The cost of lost workdays amounts to 6.5 billion euros and 
that of Occupational Risk Coverage for Mutual Funds and 
Social Security to more than 5 billion in social 
contributions. This daily massacre “should be enough to 
sound a warning bell, like with traffic accidents, but far 
from raising an alarm, these figures are being silenced,” 
AVT denounces. 
  
Occupational accidents are the visible part of a much larger 
occupational health and working conditions problem. A report 
by ISTAS 
estimates that 
accidents represent around 10 percent of work-related 
mortality. 
As for work-related illnesses -stubbornly hidden by 
official records-, they are responsible for at least 16,000 
deaths a year, “although for some years only as little as 
five deaths have been declared (that’s right, only 5!), 
according to the general director of Occupational Health of 
the Government of Cantabria, Iñigo Fernández. 
  
But there’s another problem: the deliberate 
under-reporting of work-related illnesses. “In 
Spain, only 17,000 occupational illnesses are officially 
acknowledged, when there are actually 90,000 work-connected 
pathologies. And the worst thing about not acknowledging 
these illnesses is that appropriate prevention policies 
cannot be applied.” 
So, while occupational illnesses are supposedly almost never 
fatal, there are, however, “more than 
17,000 
pensions paid to widows of occupational illnesses. 

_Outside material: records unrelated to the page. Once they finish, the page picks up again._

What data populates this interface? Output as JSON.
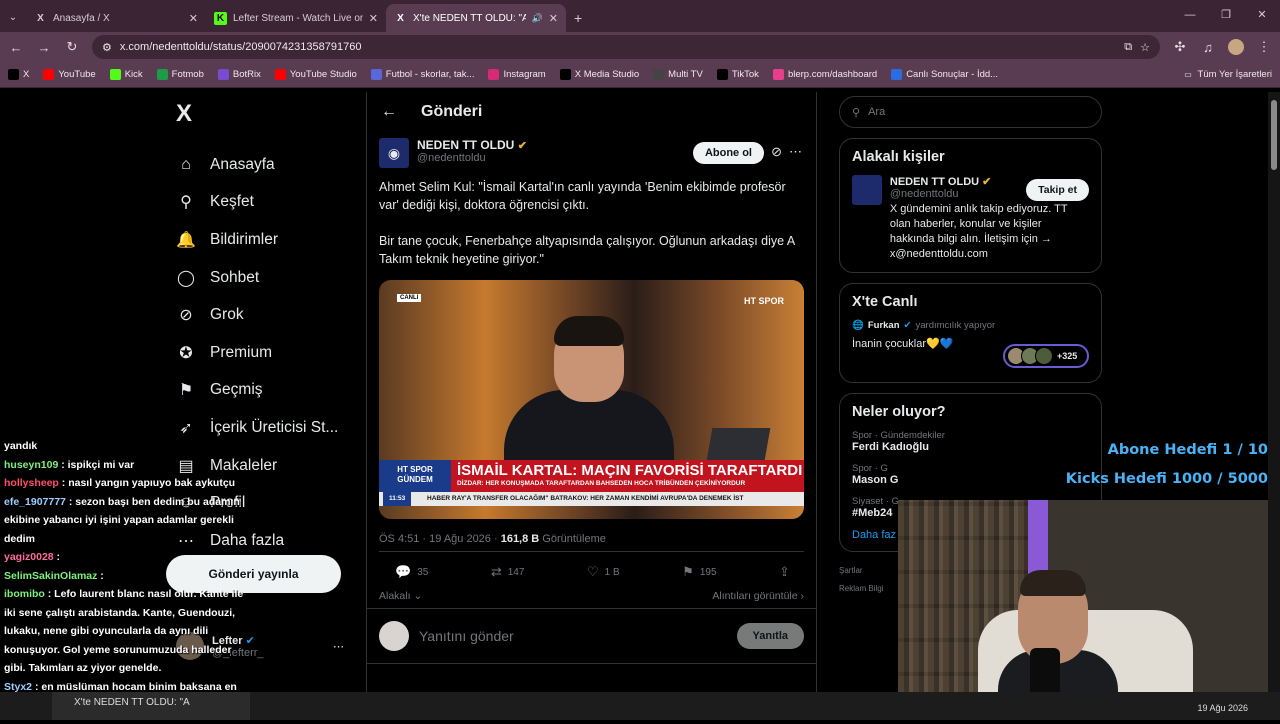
{
  "browser": {
    "tabs": [
      {
        "icon": "X",
        "title": "Anasayfa / X",
        "active": false
      },
      {
        "icon": "K",
        "title": "Lefter Stream - Watch Live on K",
        "active": false
      },
      {
        "icon": "X",
        "title": "X'te NEDEN TT OLDU: \"Ahı",
        "active": true
      }
    ],
    "new_tab": "+",
    "url": "x.com/nedenttoldu/status/2090074231358791760",
    "bookmarks": [
      {
        "label": "X",
        "color": "#000000"
      },
      {
        "label": "YouTube",
        "color": "#ff0000"
      },
      {
        "label": "Kick",
        "color": "#53fc18"
      },
      {
        "label": "Fotmob",
        "color": "#1d9b47"
      },
      {
        "label": "BotRix",
        "color": "#7a4bd1"
      },
      {
        "label": "YouTube Studio",
        "color": "#ff0000"
      },
      {
        "label": "Futbol - skorlar, tak...",
        "color": "#5a67d8"
      },
      {
        "label": "Instagram",
        "color": "#d62976"
      },
      {
        "label": "X Media Studio",
        "color": "#000000"
      },
      {
        "label": "Multi TV",
        "color": "#444444"
      },
      {
        "label": "TikTok",
        "color": "#000000"
      },
      {
        "label": "blerp.com/dashboard",
        "color": "#e83e8c"
      },
      {
        "label": "Canlı Sonuçlar - İdd...",
        "color": "#2d6cdf"
      }
    ],
    "bookmarks_all": "Tüm Yer İşaretleri"
  },
  "sidebar": {
    "logo": "X",
    "items": [
      {
        "label": "Anasayfa",
        "icon": "home-icon",
        "glyph": "⌂"
      },
      {
        "label": "Keşfet",
        "icon": "search-icon",
        "glyph": "⚲"
      },
      {
        "label": "Bildirimler",
        "icon": "bell-icon",
        "glyph": "🔔"
      },
      {
        "label": "Sohbet",
        "icon": "chat-icon",
        "glyph": "◯"
      },
      {
        "label": "Grok",
        "icon": "grok-icon",
        "glyph": "⊘"
      },
      {
        "label": "Premium",
        "icon": "premium-icon",
        "glyph": "✪"
      },
      {
        "label": "Geçmiş",
        "icon": "bookmark-icon",
        "glyph": "⚑"
      },
      {
        "label": "İçerik Üreticisi St...",
        "icon": "rocket-icon",
        "glyph": "➶"
      },
      {
        "label": "Makaleler",
        "icon": "article-icon",
        "glyph": "▤"
      },
      {
        "label": "Profil",
        "icon": "profile-icon",
        "glyph": "☺"
      },
      {
        "label": "Daha fazla",
        "icon": "more-icon",
        "glyph": "⋯"
      }
    ],
    "post_button": "Gönderi yayınla",
    "account": {
      "name": "Lefter",
      "handle": "@_lefterr_"
    }
  },
  "post": {
    "header": "Gönderi",
    "author_name": "NEDEN TT OLDU",
    "author_handle": "@nedenttoldu",
    "subscribe": "Abone ol",
    "text": "Ahmet Selim Kul: \"İsmail Kartal'ın canlı yayında 'Benim ekibimde profesör var' dediği kişi, doktora öğrencisi çıktı.\n\nBir tane çocuk, Fenerbahçe altyapısında çalışıyor. Oğlunun arkadaşı diye A Takım teknik heyetine giriyor.\"",
    "media": {
      "live_tag": "CANLI",
      "channel": "HT SPOR",
      "ticker_tag": "HT SPOR GÜNDEM",
      "headline": "İSMAİL KARTAL: MAÇIN FAVORİSİ TARAFTARDI",
      "subline": "DİZDAR: HER KONUŞMADA TARAFTARDAN BAHSEDEN HOCA TRİBÜNDEN ÇEKİNİYORDUR",
      "time": "11:53",
      "crawl": "HABER  RAY'A TRANSFER OLACAĞIM\"   BATRAKOV: HER ZAMAN KENDİMİ AVRUPA'DA DENEMEK İST"
    },
    "timestamp": "ÖS 4:51 · 19 Ağu 2026 · ",
    "views": "161,8 B",
    "views_label": "Görüntüleme",
    "stats": {
      "replies": "35",
      "reposts": "147",
      "likes": "1 B",
      "bookmarks": "195"
    },
    "sort_label": "Alakalı",
    "sort_right": "Alıntıları görüntüle",
    "reply_placeholder": "Yanıtını gönder",
    "reply_button": "Yanıtla"
  },
  "right": {
    "search_placeholder": "Ara",
    "relevant_title": "Alakalı kişiler",
    "relevant_name": "NEDEN TT OLDU",
    "relevant_handle": "@nedenttoldu",
    "relevant_bio": "X gündemini anlık takip ediyoruz. TT olan haberler, konular ve kişiler hakkında bilgi alın. İletişim için → x@nedenttoldu.com",
    "follow_button": "Takip et",
    "live_title": "X'te Canlı",
    "live_user": "Furkan",
    "live_activity": "yardımcılık yapıyor",
    "live_text": "İnanin çocuklar💛💙",
    "live_count": "+325",
    "trends_title": "Neler oluyor?",
    "trends": [
      {
        "category": "Spor · Gündemdekiler",
        "title": "Ferdi Kadıoğlu"
      },
      {
        "category": "Spor · G",
        "title": "Mason G"
      },
      {
        "category": "Siyaset · G",
        "title": "#Meb24"
      }
    ],
    "show_more": "Daha faz",
    "footer1": "Şartlar",
    "footer2": "Reklam Bilgi"
  },
  "overlay": {
    "goal1": "Abone Hedefi 1 / 10",
    "goal2": "Kicks Hedefi 1000 / 5000",
    "chat": [
      {
        "user": "",
        "msg": "yandık"
      },
      {
        "user": "huseyn109",
        "msg": " : ispikçi mi var"
      },
      {
        "user": "hollysheep",
        "msg": " : nasıl yangın yapıuyo bak aykutçu"
      },
      {
        "user": "efe_1907777",
        "msg": " : sezon başı ben dedim bu adamın ekibine yabancı iyi işini yapan adamlar gerekli dedim"
      },
      {
        "user": "yagiz0028",
        "msg": " : "
      },
      {
        "user": "SelimSakinOlamaz",
        "msg": " : "
      },
      {
        "user": "ibomibo",
        "msg": " : Lefo laurent blanc nasıl olur. Kante ile iki sene çalıştı arabistanda. Kante, Guendouzi, lukaku, nene gibi oyuncularla da aynı dili konuşuyor. Gol yeme sorunumuzuda halleder gibi. Takımları az yiyor genelde."
      },
      {
        "user": "Styx2",
        "msg": " : en müslüman hocam binim baksana en müslümanım diyenden korkacaksın"
      }
    ]
  },
  "taskbar": {
    "window": "X'te NEDEN TT OLDU: \"A",
    "date": "19 Ağu 2026"
  }
}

Moreover, it’s inconceivable that in one of the noisiest 
countries in Europe, with over 
249,000 people 
reporting that they suffer from acute hearing loss, only 551 
occupational hearing conditions are recognized, when there 
is an estimated 5,400 of these, which are caused by 
work-related reasons,” 
Fernández 
says. 
  
ISTAS 
reports that “these accidents are not brought on by a 
biblical curse, and neither are they a mandatory price that 
workers must pay. Accidents happen because companies fail to 
implement preventive measures that are well-known and 
feasible.” 
  
They are also the result of a corporate culture that sees 
precarious work as an opportunity for people living in 
precarious conditions, that is, all workers.